La energía generada por millones de pisadas puede ser utilizada en múltiples aplicaciones, como iluminación de señales, anuncios digitales o zonas Wi-Fi. Esto es lo que entendió Laurence Kemball-Cook, un londinense de 26 años que estudiaba diseño industrial y tecnología en la Universidad de Loughborough, quien creó  Pavegen Systems, una empresa que crea baldosas preparadas para captar la energía de las pisadas.

Estas baldosas están pensadas para zonas en las que se concentra mucha gente, como estaciones de tren, terminales de micros, aeropuertos, escuelas y centros comerciales. Las dimensiones de este producto son 45 x 60 centímetros y son resistentes al agua.

Kemball-Cook tuvo esta idea cuando trabajaba en una empresa de electricidad y tuvo que estudiar la posible aplicación de energía solar y eólica en las ciudades. Llegó a la conclusión de que ninguna de las dos encajaba en zonas urbanas. Entonces pensó que debería aprovecharse la energía generada por las personas.

La piezoelectricidad se produce cuando ciertos cristales, como cuarzo, topacio o azúcar de caña, son sometidos a presión. Es la base de los relojes de cuarzo y algunos sensores, incluidos los airbags de los coches. Sin embargo el creador de estas baldosas no reveló en detalle su funcionamiento, solo asegura que se trata de tecnología híbrida y que no hay nada igual en el mercado. 

Las baldosas están diseñadas para reducir al mínimo la huella de carbono. El revestimiento superior está hecho de goma reciclada de neumáticos y aproximadamente el 80% de los polímeros utilizados para el resto de los componentes puede ser reciclado. Un paso genera 7 vatios de electricidad, aunque depende del peso de la persona, y cada paso empuja 5 milímetros hacia abajo la goma.

Una vez que las baldosas Pavegen convierten la energía en electricidad, el 5% se utiliza para iluminar el logo LED de las propias baldosas, y el 95% puede ser directamente utilizado o almacenado para un uso posterior. Pavegen está en la actualidad trabajando en un nuevo sistema que alimentará directamente la red eléctrica.

La idea es que esta baldosa llegue a costar un mínimo de 50 dólares cada una, ya que todavía son muy caras.

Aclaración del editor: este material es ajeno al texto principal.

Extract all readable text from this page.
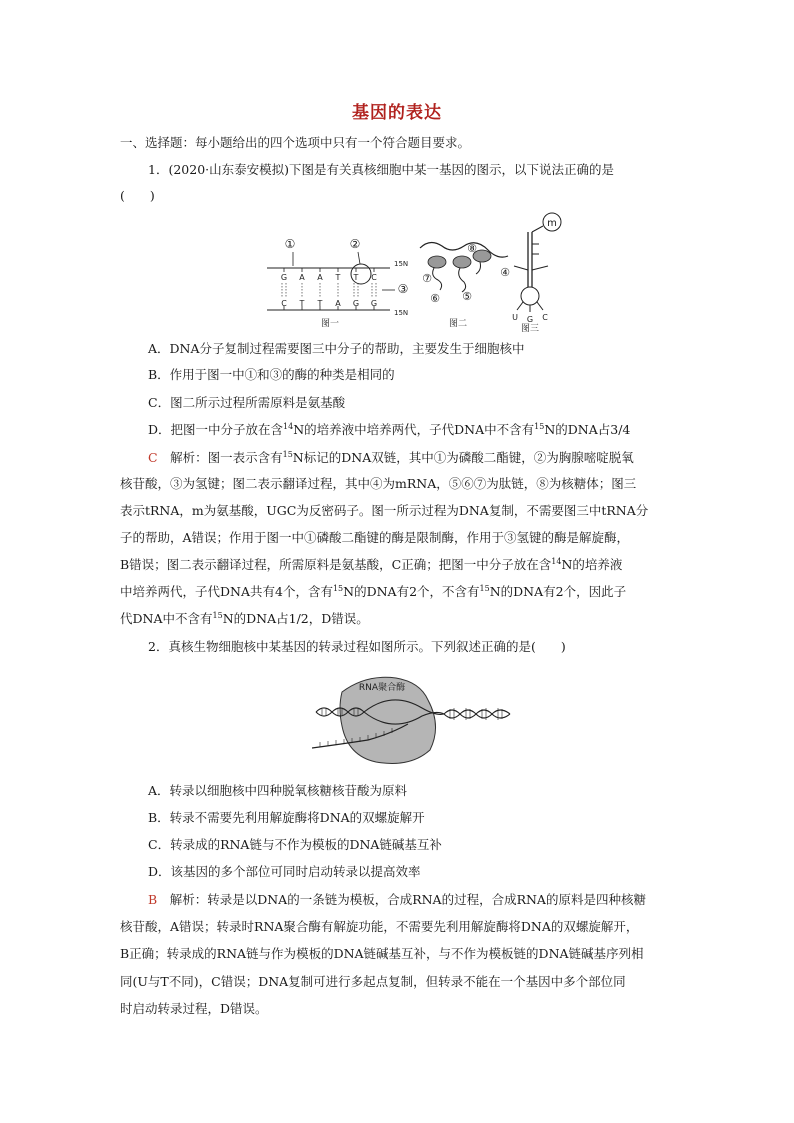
基因的表达
一、选择题：每小题给出的四个选项中只有一个符合题目要求。
1．(2020·山东泰安模拟)下图是有关真核细胞中某一基因的图示，以下说法正确的是
(　　)
G A A T T C
C T T A G G
①	②
③
15N
15N
图一
⑦
⑧
⑥ ⑤
④
图二
m
U G C
图三
A．DNA分子复制过程需要图三中分子的帮助，主要发生于细胞核中
B．作用于图一中①和③的酶的种类是相同的
C．图二所示过程所需原料是氨基酸
D．把图一中分子放在含$^{14}$N的培养液中培养两代，子代DNA中不含有$^{15}$N的DNA占3/4
C　 解析：图一表示含有$^{15}$N标记的DNA双链，其中①为磷酸二酯键，②为胸腺嘧啶脱氧
核苷酸，③为氢键；图二表示翻译过程，其中④为mRNA，⑤⑥⑦为肽链，⑧为核糖体；图三
表示tRNA，m为氨基酸，UGC为反密码子。图一所示过程为DNA复制，不需要图三中tRNA分
子的帮助，A错误；作用于图一中①磷酸二酯键的酶是限制酶，作用于③氢键的酶是解旋酶，
B错误；图二表示翻译过程，所需原料是氨基酸，C正确；把图一中分子放在含$^{14}$N的培养液
中培养两代，子代DNA共有4个，含有$^{15}$N的DNA有2个，不含有$^{15}$N的DNA有2个，因此子
代DNA中不含有$^{15}$N的DNA占1/2，D错误。
2．真核生物细胞核中某基因的转录过程如图所示。下列叙述正确的是(　　)
RNA聚合酶
A．转录以细胞核中四种脱氧核糖核苷酸为原料
B．转录不需要先利用解旋酶将DNA的双螺旋解开
C．转录成的RNA链与不作为模板的DNA链碱基互补
D．该基因的多个部位可同时启动转录以提高效率
B　 解析：转录是以DNA的一条链为模板，合成RNA的过程，合成RNA的原料是四种核糖
核苷酸，A错误；转录时RNA聚合酶有解旋功能，不需要先利用解旋酶将DNA的双螺旋解开，
B正确；转录成的RNA链与作为模板的DNA链碱基互补，与不作为模板链的DNA链碱基序列相
同(U与T不同)，C错误；DNA复制可进行多起点复制，但转录不能在一个基因中多个部位同
时启动转录过程，D错误。
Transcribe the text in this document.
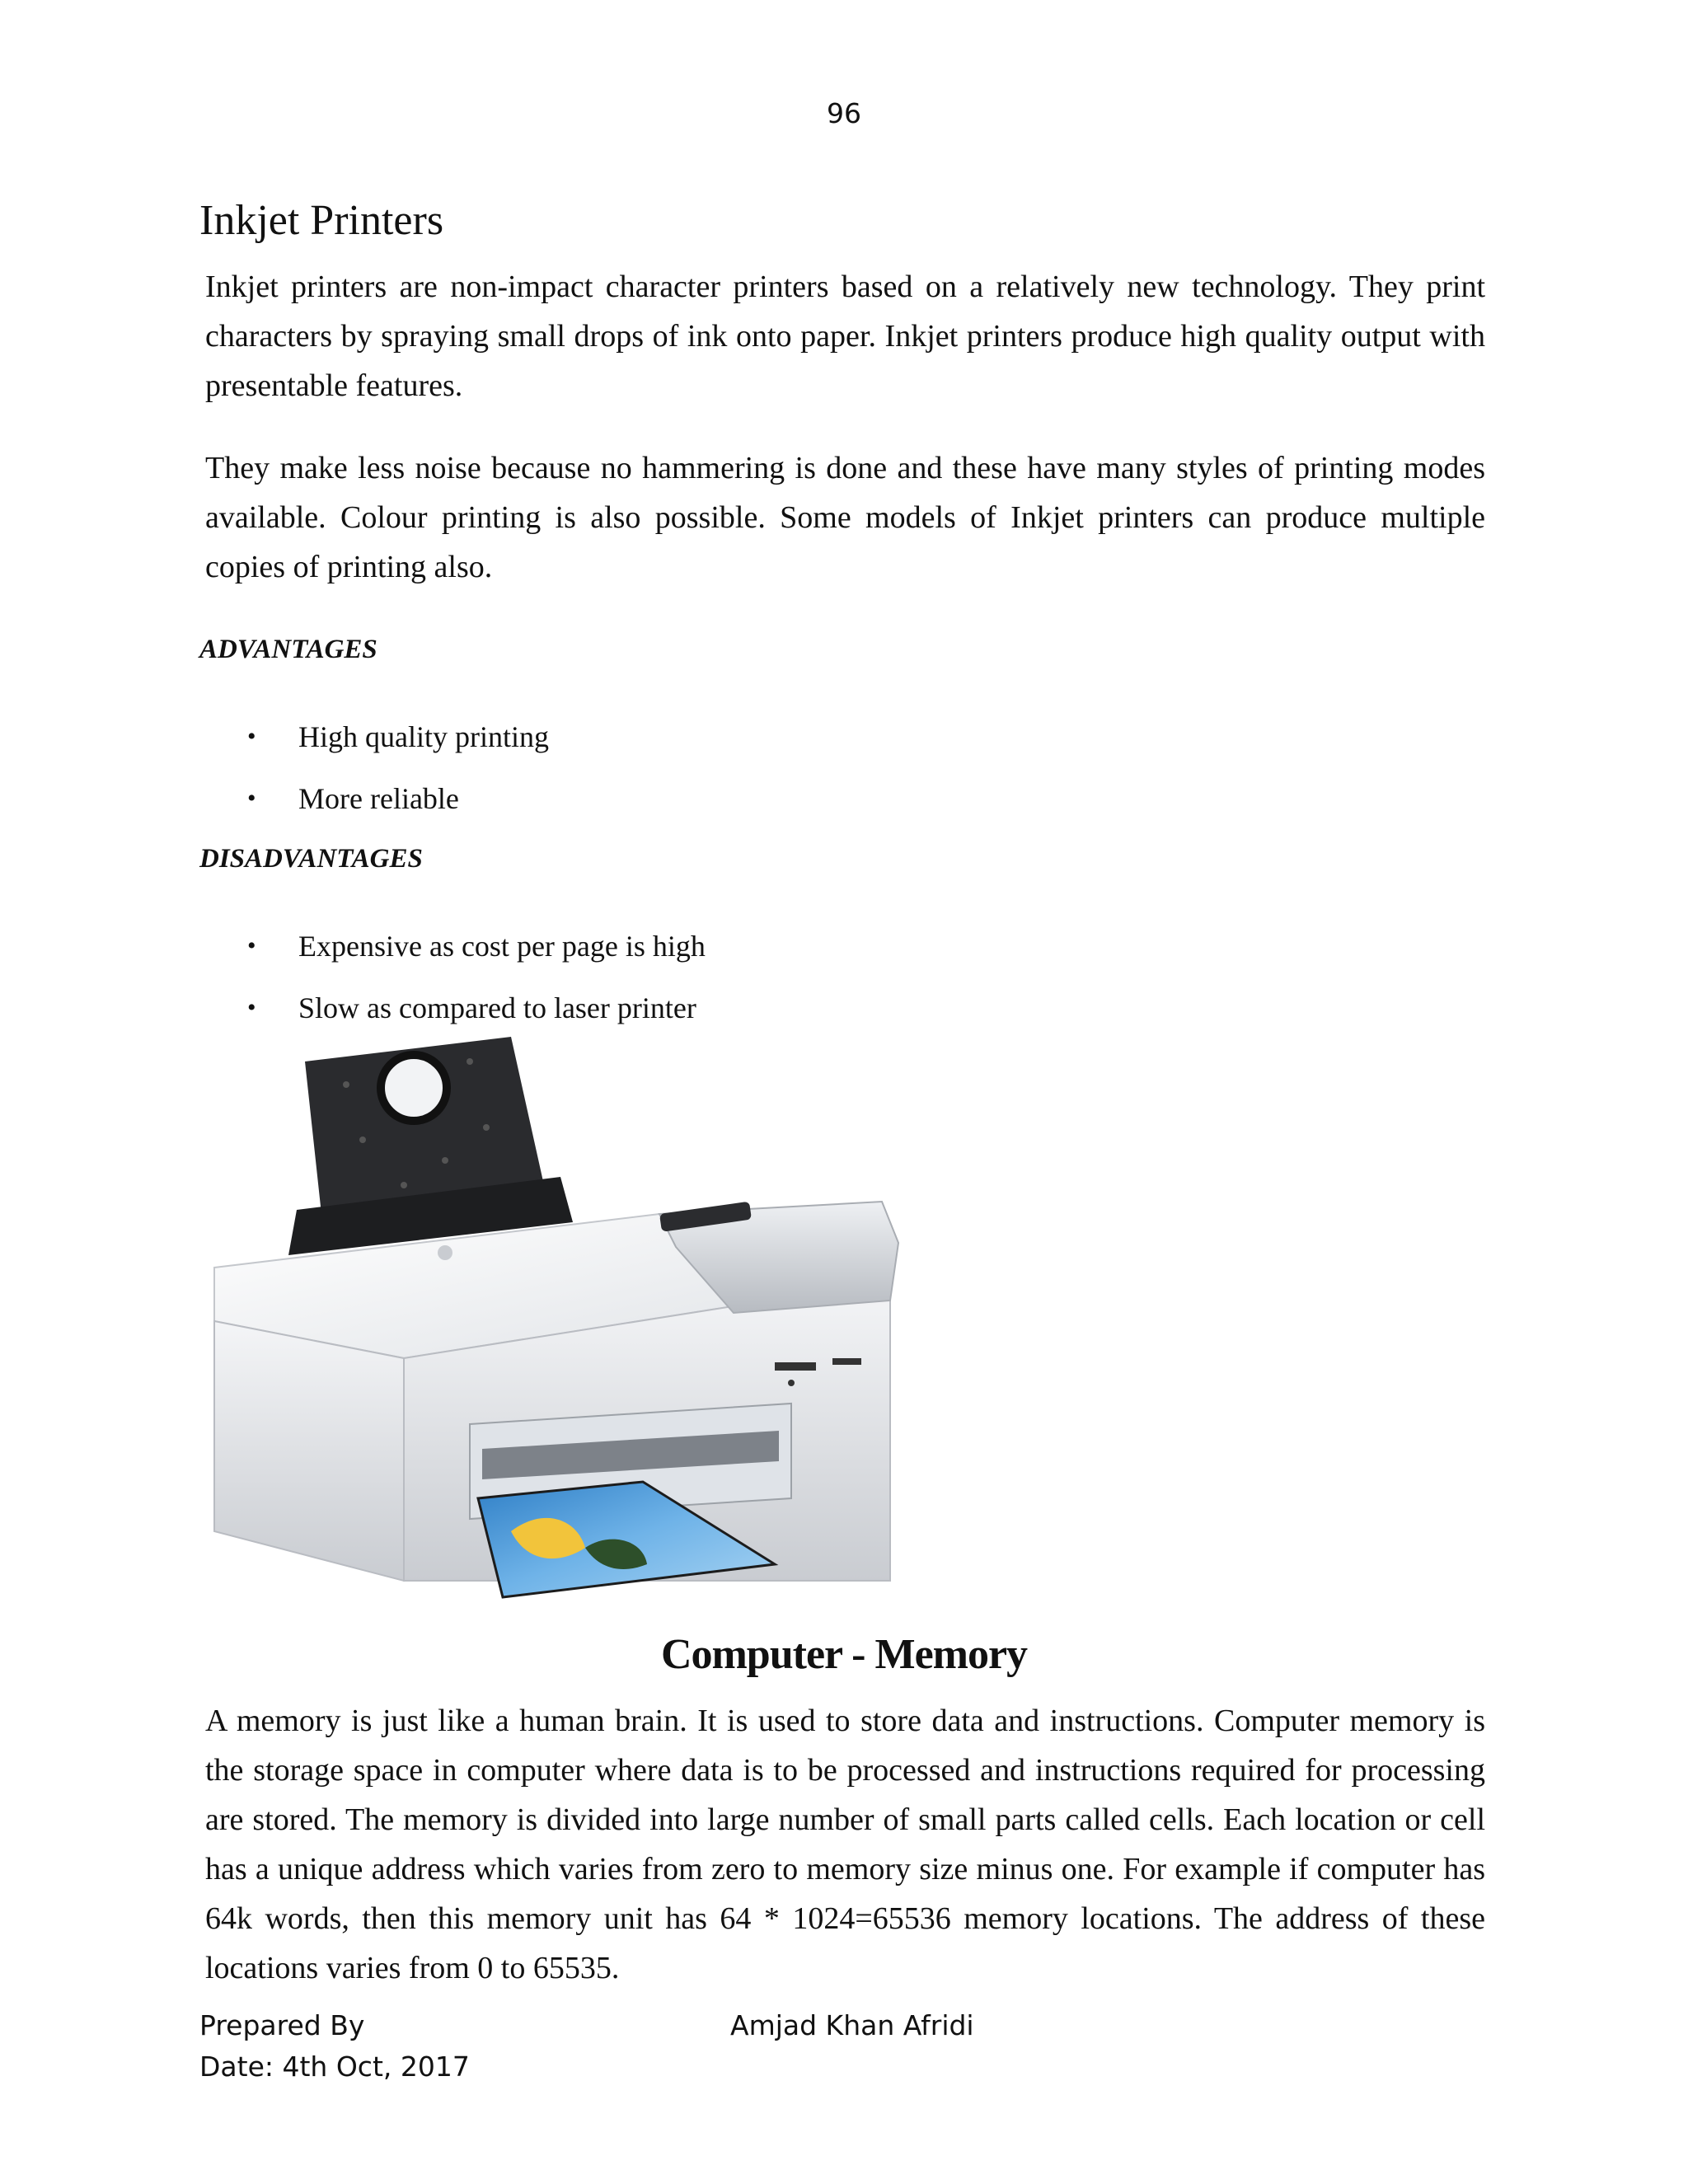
96
Inkjet Printers

Inkjet printers are non-impact character printers based on a relatively new technology. They print characters by spraying small drops of ink onto paper. Inkjet printers produce high quality output with presentable features.

They make less noise because no hammering is done and these have many styles of printing modes available. Colour printing is also possible. Some models of Inkjet printers can produce multiple copies of printing also.

ADVANTAGES
• High quality printing
• More reliable
DISADVANTAGES
• Expensive as cost per page is high
• Slow as compared to laser printer
Computer - Memory

A memory is just like a human brain. It is used to store data and instructions. Computer memory is the storage space in computer where data is to be processed and instructions required for processing are stored. The memory is divided into large number of small parts called cells. Each location or cell has a unique address which varies from zero to memory size minus one. For example if computer has 64k words, then this memory unit has 64 * 1024=65536 memory locations. The address of these locations varies from 0 to 65535.

Prepared By
Date: 4th Oct, 2017
Amjad Khan Afridi
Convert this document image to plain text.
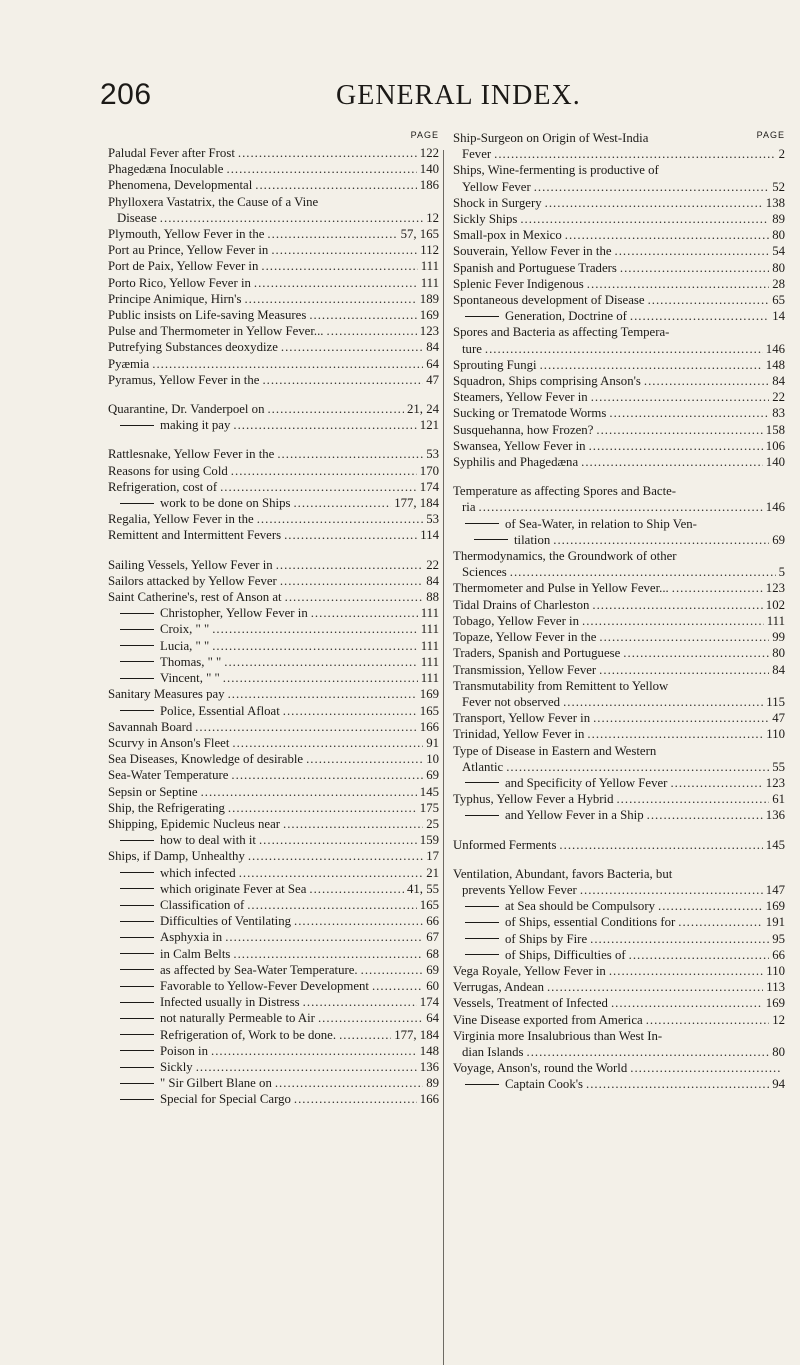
206	GENERAL INDEX.
PAGE
Paludal Fever after Frost .....	122
Phagedæna Inoculable .....	140
Phenomena, Developmental .....	186
Phylloxera Vastatrix, the Cause of a Vine
Disease .....	12
Plymouth, Yellow Fever in the .....	57, 165
Port au Prince, Yellow Fever in .....	112
Port de Paix, Yellow Fever in .....	111
Porto Rico, Yellow Fever in .....	111
Principe Animique, Hirn's .....	189
Public insists on Life-saving Measures .....	169
Pulse and Thermometer in Yellow Fever... .....	123
Putrefying Substances deoxydize .....	84
Pyæmia .....	64
Pyramus, Yellow Fever in the .....	47
Quarantine, Dr. Vanderpoel on .....	21, 24
making it pay .....	121
Rattlesnake, Yellow Fever in the .....	53
Reasons for using Cold .....	170
Refrigeration, cost of .....	174
work to be done on Ships .....	177, 184
Regalia, Yellow Fever in the .....	53
Remittent and Intermittent Fevers .....	114
Sailing Vessels, Yellow Fever in .....	22
Sailors attacked by Yellow Fever .....	84
Saint Catherine's, rest of Anson at .....	88
Christopher, Yellow Fever in .....	111
Croix, " " .....	111
Lucia, " " .....	111
Thomas, " " .....	111
Vincent, " " .....	111
Sanitary Measures pay .....	169
Police, Essential Afloat .....	165
Savannah Board .....	166
Scurvy in Anson's Fleet .....	91
Sea Diseases, Knowledge of desirable .....	10
Sea-Water Temperature .....	69
Sepsin or Septine .....	145
Ship, the Refrigerating .....	175
Shipping, Epidemic Nucleus near .....	25
how to deal with it .....	159
Ships, if Damp, Unhealthy .....	17
which infected .....	21
which originate Fever at Sea .....	41, 55
Classification of .....	165
Difficulties of Ventilating .....	66
Asphyxia in .....	67
in Calm Belts .....	68
as affected by Sea-Water Temperature. .....	69
Favorable to Yellow-Fever Development .....	60
Infected usually in Distress .....	174
not naturally Permeable to Air .....	64
Refrigeration of, Work to be done. .....	177, 184
Poison in .....	148
Sickly .....	136
" Sir Gilbert Blane on .....	89
Special for Special Cargo .....	166
PAGE
Ship-Surgeon on Origin of West-India
Fever .....	2
Ships, Wine-fermenting is productive of
Yellow Fever .....	52
Shock in Surgery .....	138
Sickly Ships .....	89
Small-pox in Mexico .....	80
Souverain, Yellow Fever in the .....	54
Spanish and Portuguese Traders .....	80
Splenic Fever Indigenous .....	28
Spontaneous development of Disease .....	65
Generation, Doctrine of .....	14
Spores and Bacteria as affecting Tempera-
ture .....	146
Sprouting Fungi .....	148
Squadron, Ships comprising Anson's .....	84
Steamers, Yellow Fever in .....	22
Sucking or Trematode Worms .....	83
Susquehanna, how Frozen? .....	158
Swansea, Yellow Fever in .....	106
Syphilis and Phagedæna .....	140
Temperature as affecting Spores and Bacte-
ria .....	146
of Sea-Water, in relation to Ship Ven-
tilation .....	69
Thermodynamics, the Groundwork of other
Sciences .....	5
Thermometer and Pulse in Yellow Fever... .....	123
Tidal Drains of Charleston .....	102
Tobago, Yellow Fever in .....	111
Topaze, Yellow Fever in the .....	99
Traders, Spanish and Portuguese .....	80
Transmission, Yellow Fever .....	84
Transmutability from Remittent to Yellow
Fever not observed .....	115
Transport, Yellow Fever in .....	47
Trinidad, Yellow Fever in .....	110
Type of Disease in Eastern and Western
Atlantic .....	55
and Specificity of Yellow Fever .....	123
Typhus, Yellow Fever a Hybrid .....	61
and Yellow Fever in a Ship .....	136
Unformed Ferments .....	145
Ventilation, Abundant, favors Bacteria, but
prevents Yellow Fever .....	147
at Sea should be Compulsory .....	169
of Ships, essential Conditions for .....	191
of Ships by Fire .....	95
of Ships, Difficulties of .....	66
Vega Royale, Yellow Fever in .....	110
Verrugas, Andean .....	113
Vessels, Treatment of Infected .....	169
Vine Disease exported from America .....	12
Virginia more Insalubrious than West In-
dian Islands .....	80
Voyage, Anson's, round the World
.....
Captain Cook's .....	94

En el Reino Unido y Europa se realizaron casi 30 proyectos de Pavegen, tanto permanentes como temporales. Desde hace dos años, cuatro de estas baldosas colocadas en la Simon Langton Grammar School para chicos, obtienen energía de las pisadas de sus 1.100 estudiantes para mantener la iluminación del pasillo. Además, fueron utilizadas en festivales de música para cargar teléfonos móviles y encender luces de tecnología LED.

Proximamente estas baldosas se van a instalar en la Federation Square de Melbourne (Australia) y hay planes para una estación de tren en Londres y un centro comercial de Atenas. El interés por esta tecnología también va en aumento en Estados Unidos.